Monthly Archives: February 2015

What is Your Intention?

Ralph Waldo Emerson said, “ A good intention clothes itself with power.”

In order to write a poem, a short story, or a novel the beginning is set by the intention. Writer’s are inevitably asked this question, “What prompted you to write this book?”

J.K Rowling, riding a train and looking out the window, had this thought: What if there was a wizard school? That one idea evolved into an empire. It made her a fortune and touched the lives of an entire generation.

She said that in her mind, she thought that the trick would be in getting it published, but after that it would be really big. She set her intention from that minute forward. Her thoughts came tumbling out, and she had nothing with which to write. As soon as she could get pen to paper though, her intention was very clear. She would write a book about a wizard school. She wrote as if on fire. An agent picked it right up, but eleven publishers turned it down. She did not despair because she focused on her intent. The rest is history.

The Irish have a saying about this topic. Throw your cap over the wall. You’ll have no choice but to go after it. The race to the moon, described in these terms, was achieved in record time.

Is it enough? Yes, if the focus is constant. A writer is essentially creating something out of nothing. It feels, at times in the dark nights of despair, that the nothing wants its nothingness back. Anything worth doing, is worth doing well.

Books have shaped my life; they have given meaning to my very existence. Sharing our stories, telling others about the beauty of North Idaho, about the people who came before us, unearthing great moments in history and bringing them to life, that has meaning.

My father had a book of poems reprinted that were written by his grandfather. When he gave me that book, I had a glimpse of another light, one that had fallen away in the busy post-war years. I knew the heart of a man I had not had the privilege to know except through his poems.

He helped set my path. I would not dare to presume I could do the same, but it has always been my intent. I want to share what I have gleaned with someone who will never meet me or see me, but will know something of me, nevertheless.

That is why I am given to writing.


The Literary Marriage


August 19th, 1978

Howard Nicholas Brinton marries Elizabeth Irene Smythe


Very early in our relationship my husband professed his intent to see me achieve my writing dreams. He told me that it would happen. There have been many times when I have asked him if he wasn’t perhaps deluded, or just plain wrong. These are joking comments from me because his steadfast belief has sustained me from start to finish.

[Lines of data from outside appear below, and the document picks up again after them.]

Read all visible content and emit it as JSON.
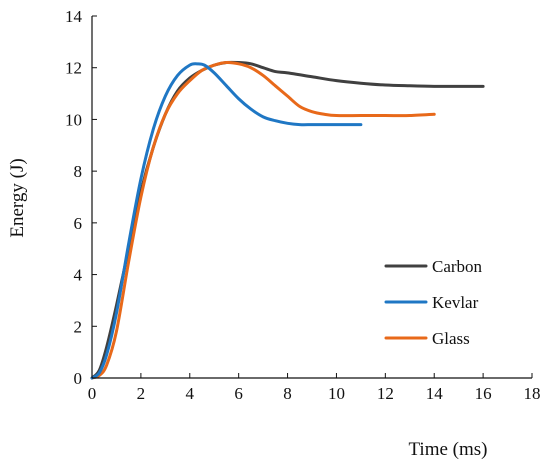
{
  "chart_data": {
    "type": "line",
    "xlabel": "Time (ms)",
    "ylabel": "Energy (J)",
    "xlim": [
      0,
      18
    ],
    "ylim": [
      0,
      14
    ],
    "xticks": [
      0,
      2,
      4,
      6,
      8,
      10,
      12,
      14,
      16,
      18
    ],
    "yticks": [
      0,
      2,
      4,
      6,
      8,
      10,
      12,
      14
    ],
    "grid": false,
    "legend_position": "bottom-right",
    "series": [
      {
        "name": "Carbon",
        "color": "#404040",
        "x": [
          0,
          0.3,
          0.6,
          1,
          1.5,
          2,
          2.5,
          3,
          3.5,
          4,
          4.5,
          5,
          5.5,
          6,
          6.5,
          7,
          7.5,
          8,
          9,
          10,
          11,
          12,
          13,
          14,
          15,
          16
        ],
        "y": [
          0,
          0.3,
          1.2,
          2.8,
          5.0,
          7.2,
          8.9,
          10.2,
          11.1,
          11.6,
          11.9,
          12.1,
          12.2,
          12.2,
          12.15,
          12.0,
          11.85,
          11.8,
          11.65,
          11.5,
          11.4,
          11.33,
          11.3,
          11.28,
          11.28,
          11.28
        ]
      },
      {
        "name": "Kevlar",
        "color": "#1f77c4",
        "x": [
          0,
          0.3,
          0.6,
          1,
          1.5,
          2,
          2.5,
          3,
          3.5,
          4,
          4.3,
          4.6,
          5,
          5.5,
          6,
          6.5,
          7,
          7.5,
          8,
          8.5,
          9,
          9.5,
          10,
          10.5,
          11
        ],
        "y": [
          0,
          0.2,
          0.9,
          2.5,
          5.2,
          7.7,
          9.6,
          10.9,
          11.7,
          12.1,
          12.15,
          12.1,
          11.8,
          11.3,
          10.8,
          10.4,
          10.1,
          9.95,
          9.85,
          9.8,
          9.8,
          9.8,
          9.8,
          9.8,
          9.8
        ]
      },
      {
        "name": "Glass",
        "color": "#e8691a",
        "x": [
          0,
          0.3,
          0.6,
          1,
          1.5,
          2,
          2.5,
          3,
          3.5,
          4,
          4.5,
          5,
          5.5,
          6,
          6.5,
          7,
          7.5,
          8,
          8.5,
          9,
          9.5,
          10,
          11,
          12,
          13,
          14
        ],
        "y": [
          0,
          0.1,
          0.5,
          1.8,
          4.5,
          7.0,
          8.9,
          10.2,
          11.0,
          11.5,
          11.9,
          12.1,
          12.2,
          12.15,
          12.0,
          11.7,
          11.3,
          10.9,
          10.5,
          10.3,
          10.2,
          10.15,
          10.15,
          10.15,
          10.15,
          10.2
        ]
      }
    ]
  }
}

Many writers have described unions where both parties are committed to the literary life. Female writers joke about needing a wife, one who types each draft, brings lunch in on a tray and does not say a word while the genius is at work. If early success yielded substantial financial success, that just might work, but for most of us, it is not that cut and dried.

 The ups and downs are all imaginary.

He asks, “How was your day?”

“A new character arrived!”

“That’s great!”

Or, “How was your day?”

“My novel is falling apart. I just wasted the last decade, no the last four decades, no my entire life. I should have gone to law school.”

“How was your day?”

“My agent called. The book is going to auction. There’s talk of a movie deal too. They think it will be perfect for Johnny Depp.”

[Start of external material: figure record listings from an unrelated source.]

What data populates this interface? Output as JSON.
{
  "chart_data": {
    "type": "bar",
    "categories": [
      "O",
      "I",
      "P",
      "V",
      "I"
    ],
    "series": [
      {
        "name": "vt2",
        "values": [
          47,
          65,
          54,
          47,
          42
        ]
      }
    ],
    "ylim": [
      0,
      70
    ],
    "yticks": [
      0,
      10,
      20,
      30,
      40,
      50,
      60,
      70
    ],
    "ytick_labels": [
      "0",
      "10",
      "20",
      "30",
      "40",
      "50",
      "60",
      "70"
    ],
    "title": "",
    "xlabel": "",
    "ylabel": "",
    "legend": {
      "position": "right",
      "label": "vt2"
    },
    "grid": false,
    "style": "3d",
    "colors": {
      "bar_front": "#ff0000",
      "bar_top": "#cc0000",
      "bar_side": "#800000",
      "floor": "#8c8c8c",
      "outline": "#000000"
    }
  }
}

I never stop thanking God for the gift of my imagination.

If you read copious volumes of writer’s diaries, you learn a great deal about their marriages.  Lucy Maud Montgomery had a terrible time of it, and I could all but cry for her as she listed her trials and tribulations. I wanted to whack her husband over the head with a hockey stick and said so aloud to my beloved as I waded through the volumes. She created a fine fictional husband for herself in the person of Gilbert Blythe. Ted Hughes, married to Sylvia Plath, is not held in very high esteem either. Leonard Wolf, married to Virginia, tried very hard, but as it was she who wrote the diaries, he did not fare very well either. What of Zelda Fitzgerald and the Hemingway wives? If you read The Paris Wife, by Paula McLain, you know what I mean.

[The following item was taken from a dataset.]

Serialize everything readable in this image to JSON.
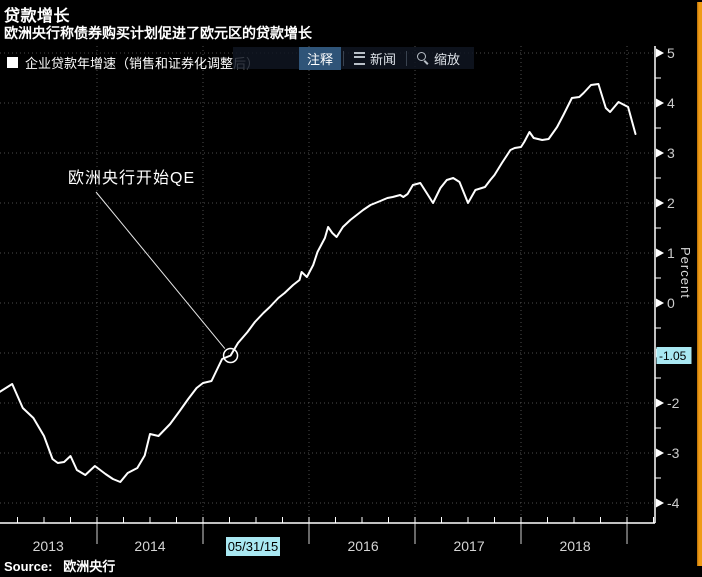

I will state here and now that I owe everything to my husband. In changing times, I was afforded the choice to be home with my children, a decision I will never regret. In fact, I miss those days sorely. My husband has helped me with computer issues, printer foibles, discouraging setbacks and several lapses in confidence. Being a creative person himself he knows that the power of the imagination can leave artistic types rather unhinged from time to time.

Tolstoy had the secretarial sort of wife, and by all accounts, she did not exactly have the life of Riley. What would the marriage of two writers look like? I shudder to think.

“How was your day?”

“Chapter five is falling apart again. What about you?”

“Our accountant called. He said we should just pay off the mortgage with the last royalty check.”

Constant support and eternal optimism. That is what marriage has given me. Last night we watched back to back episodes of Downton Abbey.

“Should we really be watching last week’s show when we’ve seen it already?”

“Yes,” I answered. “We can discuss each developing storyline and then watch the new episode in silence.”


Do we know of any really admirable literary marriages? Stephen King writes only for his wife. She does not read each developing page, but is given the privilege of being his first and most important reader. She is very independent according to him and has no trouble filling the hours where he is unavailable. He is not to be interrupted for any reason. She once slid a note under his study door to inform him of a plumbing emergency. He considers himself lucky, as do I.